Houtart agrees that he too favors the red coloring, particularly when it is near mahogany and even lightly trimmed with charcoal, expressing the same sympathy as Van de Snickt.
He remembers very beautiful dogs of this coloring nearly forty years ago, and it has become very rare in his day.  He believes that dogs of those colors had a tendency to have thin ears, scanty coat and a long body, which was a simple impression engraved in his memory.

Today the name “Squirrel Dog” neither corresponds to any particular variety nor to any obligatory color.  The name was then, even at the time of its inception, superfluous. Houtart felt it was fitting to discard it, as its imprecision too often obscured the history of the Toy Spaniel and he shall rejoice if this study of the Toy Spaniel has brought about a little clarity.

 

Bibliography:
Houtart, Baron; "Les Epagneuls Nains Continentaux"

Houtart, Baron: L'ABOI, (Belgian Kennel monthly);

Lytton, Mrs. Neville; "Toy Dogs and Their Ancestors"

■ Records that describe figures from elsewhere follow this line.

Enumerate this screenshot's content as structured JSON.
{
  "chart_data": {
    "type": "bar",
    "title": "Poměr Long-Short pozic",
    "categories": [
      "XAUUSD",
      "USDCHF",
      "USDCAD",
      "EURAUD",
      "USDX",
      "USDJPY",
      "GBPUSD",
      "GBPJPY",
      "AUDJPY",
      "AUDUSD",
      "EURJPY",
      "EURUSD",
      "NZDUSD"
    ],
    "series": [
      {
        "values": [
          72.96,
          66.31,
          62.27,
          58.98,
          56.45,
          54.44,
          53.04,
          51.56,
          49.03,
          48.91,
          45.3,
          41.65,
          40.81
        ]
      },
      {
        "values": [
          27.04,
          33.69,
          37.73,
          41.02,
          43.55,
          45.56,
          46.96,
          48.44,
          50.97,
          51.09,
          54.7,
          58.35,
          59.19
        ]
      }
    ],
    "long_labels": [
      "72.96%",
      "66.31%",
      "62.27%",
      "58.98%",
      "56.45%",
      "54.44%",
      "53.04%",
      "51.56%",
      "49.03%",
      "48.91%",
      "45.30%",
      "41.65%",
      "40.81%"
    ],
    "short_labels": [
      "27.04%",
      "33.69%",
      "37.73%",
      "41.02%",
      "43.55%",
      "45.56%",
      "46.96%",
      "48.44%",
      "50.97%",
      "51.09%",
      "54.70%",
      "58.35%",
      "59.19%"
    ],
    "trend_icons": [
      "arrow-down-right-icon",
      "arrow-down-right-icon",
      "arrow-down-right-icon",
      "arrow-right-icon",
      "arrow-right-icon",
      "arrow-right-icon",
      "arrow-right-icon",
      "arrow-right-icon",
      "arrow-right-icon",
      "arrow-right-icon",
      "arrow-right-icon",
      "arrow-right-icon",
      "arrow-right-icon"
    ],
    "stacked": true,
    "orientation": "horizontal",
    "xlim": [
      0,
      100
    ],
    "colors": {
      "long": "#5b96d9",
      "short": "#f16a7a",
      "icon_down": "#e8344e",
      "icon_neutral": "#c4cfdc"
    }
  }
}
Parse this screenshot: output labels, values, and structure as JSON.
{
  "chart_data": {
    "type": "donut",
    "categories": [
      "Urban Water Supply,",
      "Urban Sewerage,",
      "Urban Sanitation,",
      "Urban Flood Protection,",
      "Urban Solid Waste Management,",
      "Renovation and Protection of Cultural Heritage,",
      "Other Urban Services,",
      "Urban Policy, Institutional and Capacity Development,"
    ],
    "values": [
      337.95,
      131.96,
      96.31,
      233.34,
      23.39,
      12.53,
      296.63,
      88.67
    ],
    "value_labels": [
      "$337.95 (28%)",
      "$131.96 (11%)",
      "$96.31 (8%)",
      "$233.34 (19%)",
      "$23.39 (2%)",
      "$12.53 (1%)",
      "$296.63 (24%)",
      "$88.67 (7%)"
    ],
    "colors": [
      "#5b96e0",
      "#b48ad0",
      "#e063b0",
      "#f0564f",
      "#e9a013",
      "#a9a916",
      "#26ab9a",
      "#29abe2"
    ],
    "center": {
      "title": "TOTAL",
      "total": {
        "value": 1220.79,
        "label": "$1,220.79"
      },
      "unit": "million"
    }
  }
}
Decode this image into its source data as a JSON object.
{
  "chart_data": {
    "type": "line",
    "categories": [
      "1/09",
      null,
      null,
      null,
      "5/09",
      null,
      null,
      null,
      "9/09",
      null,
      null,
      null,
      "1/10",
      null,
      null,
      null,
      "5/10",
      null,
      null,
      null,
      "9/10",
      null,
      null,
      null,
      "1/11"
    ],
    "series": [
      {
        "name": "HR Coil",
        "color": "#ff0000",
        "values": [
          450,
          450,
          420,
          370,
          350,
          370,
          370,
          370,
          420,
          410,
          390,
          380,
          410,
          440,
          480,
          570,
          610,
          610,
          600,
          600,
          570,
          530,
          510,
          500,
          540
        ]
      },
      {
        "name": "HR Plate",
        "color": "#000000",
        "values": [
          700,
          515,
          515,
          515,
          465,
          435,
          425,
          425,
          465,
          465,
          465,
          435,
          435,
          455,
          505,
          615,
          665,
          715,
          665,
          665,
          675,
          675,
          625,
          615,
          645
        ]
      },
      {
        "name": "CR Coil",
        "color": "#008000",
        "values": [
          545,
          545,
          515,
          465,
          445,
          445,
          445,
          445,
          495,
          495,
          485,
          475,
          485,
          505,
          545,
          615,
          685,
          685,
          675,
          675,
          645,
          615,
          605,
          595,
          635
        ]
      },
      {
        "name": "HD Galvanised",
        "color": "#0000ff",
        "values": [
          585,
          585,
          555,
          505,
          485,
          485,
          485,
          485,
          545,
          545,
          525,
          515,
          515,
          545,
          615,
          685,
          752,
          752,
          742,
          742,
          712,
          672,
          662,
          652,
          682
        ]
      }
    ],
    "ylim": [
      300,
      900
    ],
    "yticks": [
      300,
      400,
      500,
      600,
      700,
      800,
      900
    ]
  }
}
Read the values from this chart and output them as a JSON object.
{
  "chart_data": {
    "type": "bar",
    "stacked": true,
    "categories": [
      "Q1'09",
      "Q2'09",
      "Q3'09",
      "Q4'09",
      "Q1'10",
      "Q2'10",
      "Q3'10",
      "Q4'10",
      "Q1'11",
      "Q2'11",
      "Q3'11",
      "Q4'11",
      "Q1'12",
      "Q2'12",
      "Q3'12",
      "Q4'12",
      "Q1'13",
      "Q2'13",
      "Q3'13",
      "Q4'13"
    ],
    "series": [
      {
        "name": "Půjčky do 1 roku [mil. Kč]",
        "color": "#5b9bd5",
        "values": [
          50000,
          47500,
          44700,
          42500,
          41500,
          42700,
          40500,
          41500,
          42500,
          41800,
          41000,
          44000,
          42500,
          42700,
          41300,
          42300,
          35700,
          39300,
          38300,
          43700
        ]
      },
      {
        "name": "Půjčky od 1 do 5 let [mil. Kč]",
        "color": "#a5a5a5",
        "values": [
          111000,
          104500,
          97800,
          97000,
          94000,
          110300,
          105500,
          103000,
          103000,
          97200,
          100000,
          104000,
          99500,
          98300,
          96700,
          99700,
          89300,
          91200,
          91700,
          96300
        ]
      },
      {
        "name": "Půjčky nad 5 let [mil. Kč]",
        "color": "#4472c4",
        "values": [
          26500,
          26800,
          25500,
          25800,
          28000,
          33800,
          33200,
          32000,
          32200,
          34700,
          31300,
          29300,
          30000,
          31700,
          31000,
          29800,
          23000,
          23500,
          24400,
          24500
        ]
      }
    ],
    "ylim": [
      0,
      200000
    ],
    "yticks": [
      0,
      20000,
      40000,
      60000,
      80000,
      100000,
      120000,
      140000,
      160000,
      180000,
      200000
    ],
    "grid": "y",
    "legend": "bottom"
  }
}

Weidensaul, Scott; “Tracking America’s First Dog” (Smithsonian monthly)

 

 

 

 

 

 

 

Today, the drop-eared version of the Papillon is called “Phalene,” the French word for moth.  

In a footnote by Virginia Newton, “The late lamented Mme. Bouctot-Vagniez had nevertheless observed in the Museum at Anvers a portrait of Mme. Porcin by Greuze, showing in the arms of its mistress a Spaniel with ears widely spread, at the top of the skull, horizontally.  They are very like those of the Papillon.  This document is a precious bit of evidence, but a solitary one.”